In response, we have provided detailed answers, additional ablation studies, and a new real-world benchmark with thorough experimental results. As we are halfway through the discussion stage, please let us know if your concerns have been addressed. We are more than happy to address any additional questions before the discussion period officially concludes.
Best,
Authors of Paper 8807
This is an interesting analysis paper. The paper develops benchmarks to evaluate spatial reasoning in large language models (LLMs) and vision-language models (VLMs), revealing that VLMs often underperform compared to LLMs, even when additional visual input is provided. An interesting finding is that VLMs without the visual input perform better than VLMs with the visual input and LLMs with text input alone, highlighting the complexity of spatial reasoning in multimodal tasks.
The reviewers raised concerns about the evaluation methods and comparisons, particularly regarding the limited improvement of VLMs when visual inputs are available. However, the authors provided detailed rebuttals, introducing new baselines and conducting additional experiments that effectively clarified the concerns.
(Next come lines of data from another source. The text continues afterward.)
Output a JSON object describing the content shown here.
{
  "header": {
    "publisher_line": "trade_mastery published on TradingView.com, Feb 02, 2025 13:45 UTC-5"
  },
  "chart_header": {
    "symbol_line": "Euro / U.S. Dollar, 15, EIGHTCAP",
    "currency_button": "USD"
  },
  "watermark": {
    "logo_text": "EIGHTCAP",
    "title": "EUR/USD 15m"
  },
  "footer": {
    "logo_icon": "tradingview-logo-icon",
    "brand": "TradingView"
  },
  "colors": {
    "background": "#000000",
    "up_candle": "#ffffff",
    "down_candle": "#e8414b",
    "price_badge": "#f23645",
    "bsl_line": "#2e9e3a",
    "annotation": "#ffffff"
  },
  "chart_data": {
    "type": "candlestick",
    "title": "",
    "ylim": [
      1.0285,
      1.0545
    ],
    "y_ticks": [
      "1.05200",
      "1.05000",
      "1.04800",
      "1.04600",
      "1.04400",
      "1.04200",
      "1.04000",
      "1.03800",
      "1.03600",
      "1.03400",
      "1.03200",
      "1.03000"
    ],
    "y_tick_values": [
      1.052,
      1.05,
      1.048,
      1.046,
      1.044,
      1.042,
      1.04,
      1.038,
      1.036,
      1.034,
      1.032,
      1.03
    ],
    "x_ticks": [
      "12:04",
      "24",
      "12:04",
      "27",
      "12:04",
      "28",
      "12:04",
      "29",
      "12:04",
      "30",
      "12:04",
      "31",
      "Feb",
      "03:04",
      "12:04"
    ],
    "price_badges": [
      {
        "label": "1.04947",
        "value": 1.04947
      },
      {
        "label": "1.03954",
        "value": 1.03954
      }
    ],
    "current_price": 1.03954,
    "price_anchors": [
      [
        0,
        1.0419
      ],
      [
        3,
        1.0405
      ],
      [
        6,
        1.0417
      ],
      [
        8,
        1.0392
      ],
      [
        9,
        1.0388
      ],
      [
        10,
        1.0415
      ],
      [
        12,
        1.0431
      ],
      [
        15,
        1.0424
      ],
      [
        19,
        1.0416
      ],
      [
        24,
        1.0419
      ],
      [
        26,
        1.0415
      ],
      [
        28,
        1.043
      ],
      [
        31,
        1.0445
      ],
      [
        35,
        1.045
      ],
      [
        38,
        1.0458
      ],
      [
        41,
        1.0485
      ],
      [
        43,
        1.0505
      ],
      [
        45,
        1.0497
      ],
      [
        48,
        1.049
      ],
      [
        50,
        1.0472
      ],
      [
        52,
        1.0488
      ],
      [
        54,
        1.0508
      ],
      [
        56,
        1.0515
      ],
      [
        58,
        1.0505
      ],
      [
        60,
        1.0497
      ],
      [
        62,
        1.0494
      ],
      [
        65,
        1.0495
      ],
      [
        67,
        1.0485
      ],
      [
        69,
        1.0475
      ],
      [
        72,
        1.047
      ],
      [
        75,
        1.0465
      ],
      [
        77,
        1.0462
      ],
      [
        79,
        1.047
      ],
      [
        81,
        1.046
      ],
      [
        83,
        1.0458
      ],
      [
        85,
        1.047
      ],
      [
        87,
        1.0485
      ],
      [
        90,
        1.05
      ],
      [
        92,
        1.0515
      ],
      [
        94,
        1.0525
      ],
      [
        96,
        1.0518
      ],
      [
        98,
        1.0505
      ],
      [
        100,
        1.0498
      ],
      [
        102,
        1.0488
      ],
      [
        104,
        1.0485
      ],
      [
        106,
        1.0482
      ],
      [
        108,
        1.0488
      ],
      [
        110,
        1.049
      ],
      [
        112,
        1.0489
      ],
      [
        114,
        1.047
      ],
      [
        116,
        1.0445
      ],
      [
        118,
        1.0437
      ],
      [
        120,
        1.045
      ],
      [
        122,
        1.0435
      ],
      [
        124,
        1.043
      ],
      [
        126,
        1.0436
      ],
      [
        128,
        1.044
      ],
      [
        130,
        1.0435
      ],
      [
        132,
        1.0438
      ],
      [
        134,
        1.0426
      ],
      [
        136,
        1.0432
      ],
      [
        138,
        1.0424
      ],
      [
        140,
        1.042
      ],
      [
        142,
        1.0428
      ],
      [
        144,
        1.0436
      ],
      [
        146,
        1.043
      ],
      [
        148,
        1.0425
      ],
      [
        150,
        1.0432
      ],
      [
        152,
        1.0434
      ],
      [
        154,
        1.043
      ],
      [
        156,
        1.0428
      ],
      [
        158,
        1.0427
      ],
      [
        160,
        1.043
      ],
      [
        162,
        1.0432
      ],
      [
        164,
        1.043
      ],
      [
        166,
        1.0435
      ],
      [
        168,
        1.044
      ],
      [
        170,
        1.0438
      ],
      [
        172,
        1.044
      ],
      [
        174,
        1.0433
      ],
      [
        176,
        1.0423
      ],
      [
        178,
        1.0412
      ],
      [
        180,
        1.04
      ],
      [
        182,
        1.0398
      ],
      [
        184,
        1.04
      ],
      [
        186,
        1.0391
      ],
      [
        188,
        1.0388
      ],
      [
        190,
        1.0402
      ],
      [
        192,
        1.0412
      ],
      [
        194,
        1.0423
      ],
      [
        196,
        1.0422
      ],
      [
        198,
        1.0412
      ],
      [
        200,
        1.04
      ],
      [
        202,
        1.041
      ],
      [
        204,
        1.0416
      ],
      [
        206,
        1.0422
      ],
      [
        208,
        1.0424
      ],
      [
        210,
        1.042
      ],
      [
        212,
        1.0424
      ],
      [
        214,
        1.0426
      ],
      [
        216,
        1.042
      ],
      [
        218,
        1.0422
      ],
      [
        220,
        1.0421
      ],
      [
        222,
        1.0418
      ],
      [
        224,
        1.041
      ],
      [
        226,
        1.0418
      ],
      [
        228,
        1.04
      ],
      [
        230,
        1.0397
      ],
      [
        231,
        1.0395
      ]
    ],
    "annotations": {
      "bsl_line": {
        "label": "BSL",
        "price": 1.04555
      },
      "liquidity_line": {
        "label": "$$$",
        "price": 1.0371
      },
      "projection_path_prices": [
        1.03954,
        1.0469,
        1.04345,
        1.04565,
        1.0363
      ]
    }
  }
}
The discussion around how redundancy between visual and textual information can be leveraged to improve performance also provided valuable insights.
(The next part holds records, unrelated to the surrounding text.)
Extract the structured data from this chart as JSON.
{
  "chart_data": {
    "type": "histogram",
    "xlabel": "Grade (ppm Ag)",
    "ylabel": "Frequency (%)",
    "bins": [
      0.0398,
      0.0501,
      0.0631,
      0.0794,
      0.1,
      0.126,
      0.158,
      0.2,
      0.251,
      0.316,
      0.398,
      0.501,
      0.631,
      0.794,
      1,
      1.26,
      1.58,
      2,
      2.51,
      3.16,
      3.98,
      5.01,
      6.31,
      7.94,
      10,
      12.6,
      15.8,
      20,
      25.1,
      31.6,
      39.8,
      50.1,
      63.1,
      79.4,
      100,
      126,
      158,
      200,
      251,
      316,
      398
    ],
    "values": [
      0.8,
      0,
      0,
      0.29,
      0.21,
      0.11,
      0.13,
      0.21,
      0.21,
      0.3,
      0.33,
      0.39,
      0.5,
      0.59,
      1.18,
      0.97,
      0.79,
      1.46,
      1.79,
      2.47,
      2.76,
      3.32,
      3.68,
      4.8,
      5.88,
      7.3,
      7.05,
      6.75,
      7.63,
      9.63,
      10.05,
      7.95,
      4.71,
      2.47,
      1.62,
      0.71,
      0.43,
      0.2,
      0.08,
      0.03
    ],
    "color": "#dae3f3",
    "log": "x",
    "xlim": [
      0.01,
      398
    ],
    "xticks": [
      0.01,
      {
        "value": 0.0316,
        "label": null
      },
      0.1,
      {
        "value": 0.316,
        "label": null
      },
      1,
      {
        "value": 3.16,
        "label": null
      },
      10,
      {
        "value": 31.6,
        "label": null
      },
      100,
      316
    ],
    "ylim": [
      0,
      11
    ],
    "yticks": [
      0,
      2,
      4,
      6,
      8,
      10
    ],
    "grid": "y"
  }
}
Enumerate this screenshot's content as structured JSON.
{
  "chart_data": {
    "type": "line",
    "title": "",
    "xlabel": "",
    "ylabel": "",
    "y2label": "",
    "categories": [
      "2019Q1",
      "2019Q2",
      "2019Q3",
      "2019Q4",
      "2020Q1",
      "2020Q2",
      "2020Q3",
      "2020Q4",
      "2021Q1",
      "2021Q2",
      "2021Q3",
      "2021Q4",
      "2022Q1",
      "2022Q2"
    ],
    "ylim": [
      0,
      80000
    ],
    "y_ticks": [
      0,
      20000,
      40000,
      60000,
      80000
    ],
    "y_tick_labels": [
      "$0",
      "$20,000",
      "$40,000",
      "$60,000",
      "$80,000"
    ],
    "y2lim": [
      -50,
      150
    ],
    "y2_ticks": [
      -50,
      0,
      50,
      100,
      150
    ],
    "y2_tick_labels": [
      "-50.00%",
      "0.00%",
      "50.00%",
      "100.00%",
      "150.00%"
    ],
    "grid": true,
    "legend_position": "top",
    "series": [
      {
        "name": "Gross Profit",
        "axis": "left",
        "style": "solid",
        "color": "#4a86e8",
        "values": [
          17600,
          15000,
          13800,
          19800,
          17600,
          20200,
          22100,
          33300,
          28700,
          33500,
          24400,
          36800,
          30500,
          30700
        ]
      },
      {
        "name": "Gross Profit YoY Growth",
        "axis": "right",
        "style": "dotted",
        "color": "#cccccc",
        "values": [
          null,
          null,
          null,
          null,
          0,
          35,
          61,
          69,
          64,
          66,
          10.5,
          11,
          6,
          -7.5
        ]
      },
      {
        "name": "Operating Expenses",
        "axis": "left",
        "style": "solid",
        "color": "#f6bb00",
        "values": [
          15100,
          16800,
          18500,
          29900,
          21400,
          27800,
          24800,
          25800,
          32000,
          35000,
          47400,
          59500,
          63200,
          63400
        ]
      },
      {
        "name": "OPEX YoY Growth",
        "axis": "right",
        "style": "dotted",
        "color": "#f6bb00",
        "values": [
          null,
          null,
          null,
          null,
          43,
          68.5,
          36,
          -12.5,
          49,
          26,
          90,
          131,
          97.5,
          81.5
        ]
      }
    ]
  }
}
Overall, the AC believes this is a comprehensive study of spatial reasoning in multimodal models, though the conclusion of treating vision as first-class modality might seem obvious to many vision and language researchers. The AC would highly suggest that the authors add more discussion (and potentially some probing experiments) regarding how to improve the spatial reasoning abilities of VLMs, especially when both modalities are available. Exploring ways to optimize the use of visual input for spatial reasoning would significantly strengthen the paper’s contributions to the field.